A serotonergic discrimination favoring synaptic inputs that accompany robust spike firing in lateral amygdala neurons.

The amygdala and serotonergic innervations thereunto are considered to cooperatively modulate affective behaviors. By whole-cell recording, the present study examined effects of serotonin (5-HT) on synaptic transmission in the rat basolateral amygdala (BLA) complex, which is the amygdalar entrance for sensory information. Application of 5-HT-attenuated excitatory postsynaptic currents at synapses from the lateral amygdala (LA) to the BLA proper, and also at synapses from putative thalamic afferents to LA principal neurons, both depending on 5-HT(2) receptors. This reduction of synaptic responses was confirmed in the BLA under current clamp. In the LA, by contrast, synaptic potentials were not reduced, but enhanced by 5-HT. With 5-HT bath-applied, a prolonged depolarization was induced in LA neurons by strong synaptic stimulation, which appears similar to a slow after-depolarization (sADP) induced by injecting depolarizing currents.
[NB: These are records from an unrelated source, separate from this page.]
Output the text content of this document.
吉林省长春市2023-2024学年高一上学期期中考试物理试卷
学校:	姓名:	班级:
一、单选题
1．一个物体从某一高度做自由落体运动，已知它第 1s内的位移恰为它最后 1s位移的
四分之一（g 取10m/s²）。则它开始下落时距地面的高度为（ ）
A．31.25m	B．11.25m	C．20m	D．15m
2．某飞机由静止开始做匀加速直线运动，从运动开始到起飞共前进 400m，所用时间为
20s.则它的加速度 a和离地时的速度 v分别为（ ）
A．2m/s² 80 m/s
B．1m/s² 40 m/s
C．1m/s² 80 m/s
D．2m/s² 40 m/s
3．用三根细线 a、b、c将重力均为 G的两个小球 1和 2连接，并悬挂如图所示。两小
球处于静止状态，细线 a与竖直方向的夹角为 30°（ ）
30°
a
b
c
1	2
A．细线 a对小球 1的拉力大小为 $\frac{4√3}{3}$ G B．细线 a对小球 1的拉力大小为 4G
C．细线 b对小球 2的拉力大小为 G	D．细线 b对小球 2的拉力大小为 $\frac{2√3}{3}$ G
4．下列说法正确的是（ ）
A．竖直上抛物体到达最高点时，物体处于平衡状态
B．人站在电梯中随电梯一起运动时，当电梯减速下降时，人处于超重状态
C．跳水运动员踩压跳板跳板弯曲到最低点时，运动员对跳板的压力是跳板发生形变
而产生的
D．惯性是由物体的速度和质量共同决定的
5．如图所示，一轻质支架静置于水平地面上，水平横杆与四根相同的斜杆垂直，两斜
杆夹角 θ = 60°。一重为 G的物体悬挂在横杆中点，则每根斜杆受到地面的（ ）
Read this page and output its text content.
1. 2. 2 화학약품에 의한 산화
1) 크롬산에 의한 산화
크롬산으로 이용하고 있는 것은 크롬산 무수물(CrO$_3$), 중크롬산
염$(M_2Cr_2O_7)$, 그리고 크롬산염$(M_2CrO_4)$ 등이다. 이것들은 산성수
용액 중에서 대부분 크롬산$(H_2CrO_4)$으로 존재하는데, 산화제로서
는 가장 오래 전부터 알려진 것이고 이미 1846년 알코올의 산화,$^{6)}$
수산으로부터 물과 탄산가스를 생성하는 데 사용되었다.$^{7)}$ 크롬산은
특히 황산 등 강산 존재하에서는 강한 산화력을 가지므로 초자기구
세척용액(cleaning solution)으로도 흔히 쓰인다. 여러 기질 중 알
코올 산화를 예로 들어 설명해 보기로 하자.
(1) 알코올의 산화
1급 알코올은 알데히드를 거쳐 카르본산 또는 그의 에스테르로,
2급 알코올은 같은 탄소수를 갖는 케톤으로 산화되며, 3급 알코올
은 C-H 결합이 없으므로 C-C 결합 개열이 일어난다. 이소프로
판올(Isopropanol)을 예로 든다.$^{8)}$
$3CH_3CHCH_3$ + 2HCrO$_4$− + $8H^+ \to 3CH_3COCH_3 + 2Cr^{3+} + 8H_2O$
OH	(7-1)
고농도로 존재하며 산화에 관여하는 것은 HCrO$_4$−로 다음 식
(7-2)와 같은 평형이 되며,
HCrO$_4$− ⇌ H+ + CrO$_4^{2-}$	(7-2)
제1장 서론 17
Occurrence of such current-induced sADP was confirmed in LA neurons. Both the synaptically-activated prolonged depolarization and the current-induced sADPs depended on 5-HT(2) receptor activation and postsynaptic calcium increase, suggesting that the same postsynaptic intrinsic mechanisms are involved. Reduction of potassium currents was identified as a major ionic mechanism for this sADPs. We thus revealed that 5-HT usually reduces overall synaptic transmission in the whole BLA complex, but enables sADPs to occur, thereby increasing synaptic responsiveness of LA neurons in a positive feedback manner. With this duality of 5-HT actions in operation, a weak input to the BLA complex would be usually eliminated, but could be selected were it associated with sufficiently large depolarization.